Over the years, I’ve encountered a variety of ways to edit. Writers mould their own personal editing style, but it never hurts to try something new, especially if you’re stuck or looking for a new perspective. Here are a few of the ones I feel stand out.

 

  1. The Standard: Your typical editing style. Write a draft. Edit #1 = second draft. Edit #2 = third draft. Going from start to end each and every time.
  2. The Modified Standard: Same as the standard, but with a break (ranging from 1 month to 1 year) between drafts. I’d recommend 1-2 months, with other projects built in to truly make it feel like a break. This can give you a much-needed “refresh” and allow you to look more critically at your project with fresh eyes.
  3. The Reader: Read as if you are a new reader; don’t edit. Take notes on the side: plot holes, character development. Things that your average reader would note. This is good for looking at the big picture, and not getting caught up in specific wording or sentence construction.
  4. The Google Doc: A haphazard reviewing system, where chapters and paragraphs are not edited in order. For the chaotically-inclined.
  5. The Absentee: One draft for the win! I mean it. Don’t edit. It worked for William Faulkner’s As I Lay Dying. (You may also need to confine your writing periods to midnight to four AM over a period of six weeks, but I’ll leave that to your discretion).

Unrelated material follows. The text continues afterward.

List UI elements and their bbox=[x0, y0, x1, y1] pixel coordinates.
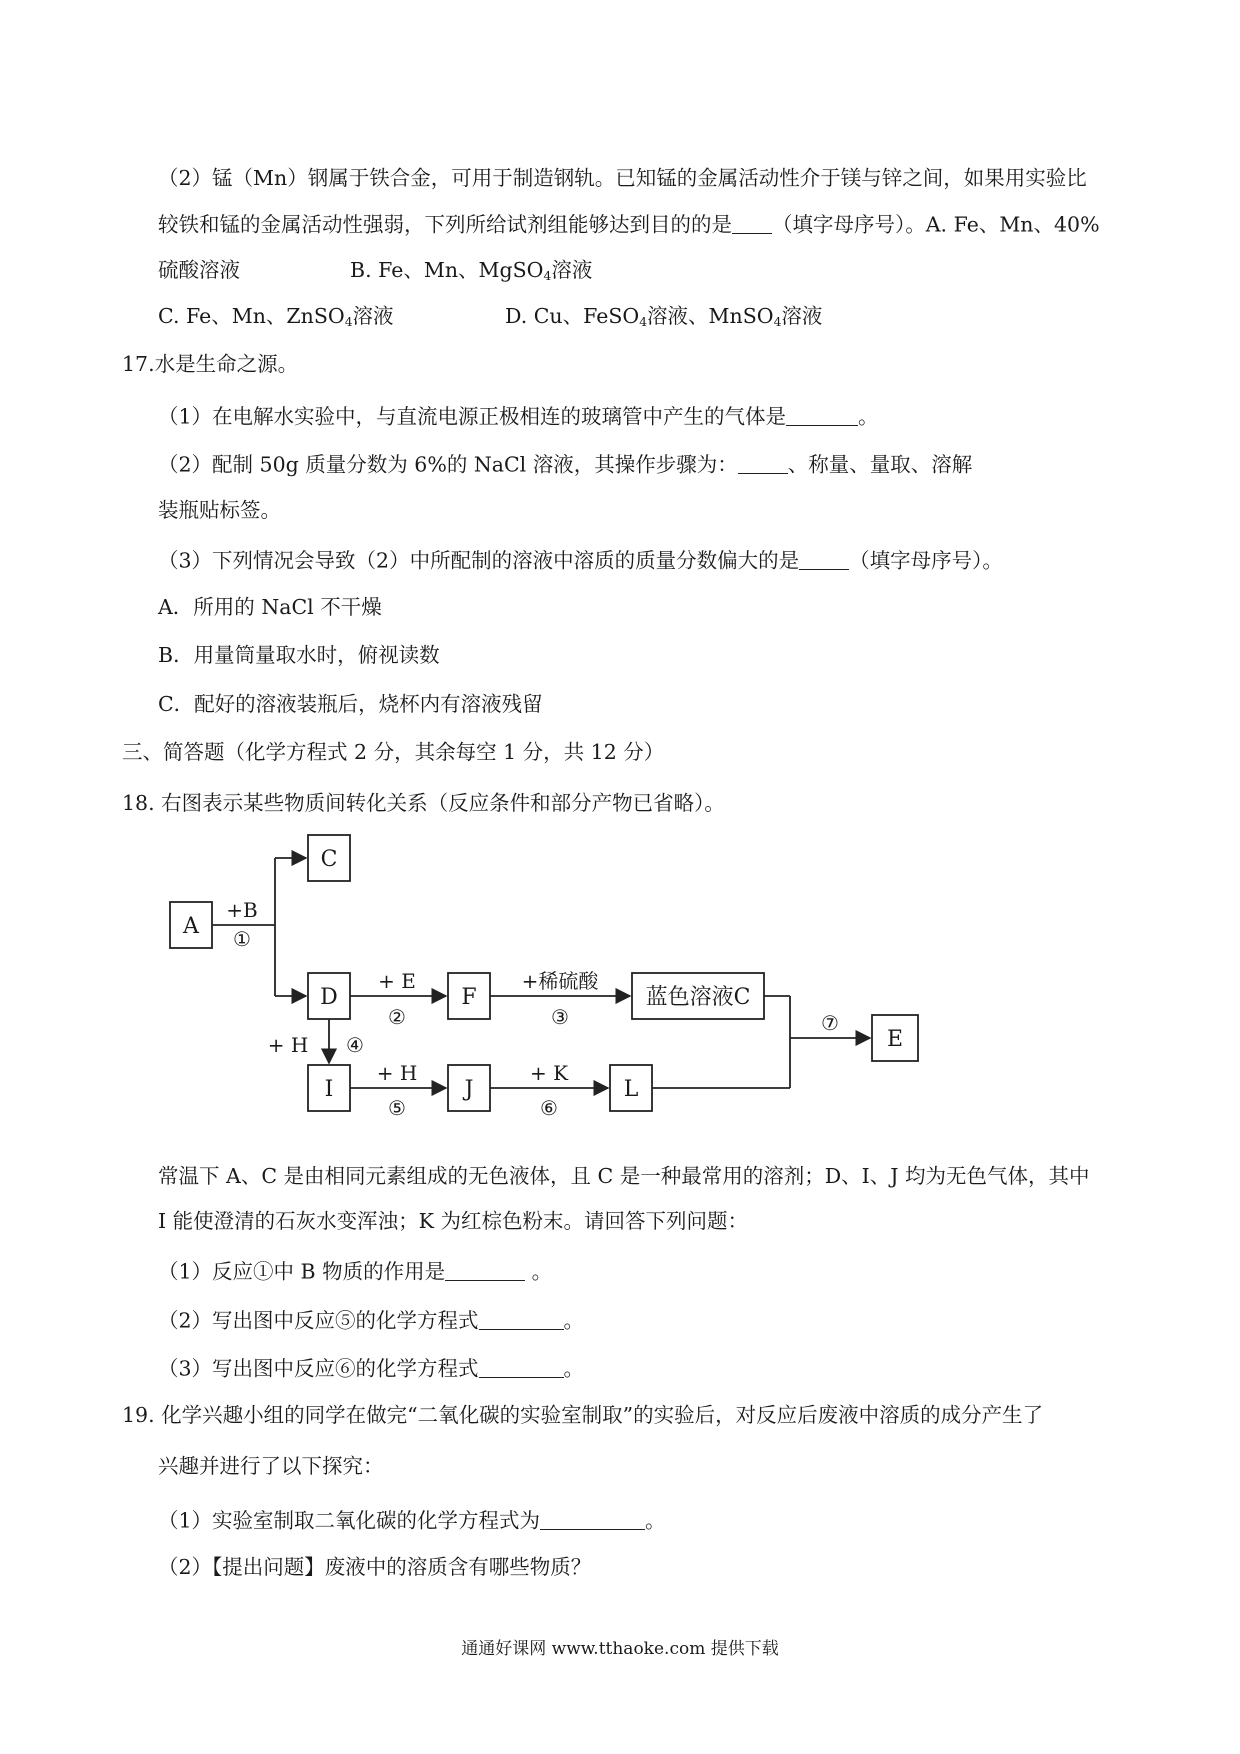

  6. The Hairbrush: Possibly the most time-consuming, but my personal favourite. Edit from the start after every addition. So, from the beginning of a novel after every chapter, from the beginning of a chapter with every paragraph, from the beginning of a poem with every line. Very, very time-consuming, but it lets you work out kinks and plot-holes as you go. Think about passing a hairbrush through a particularly tangled knot of hair. Takes a few tries, but you get through.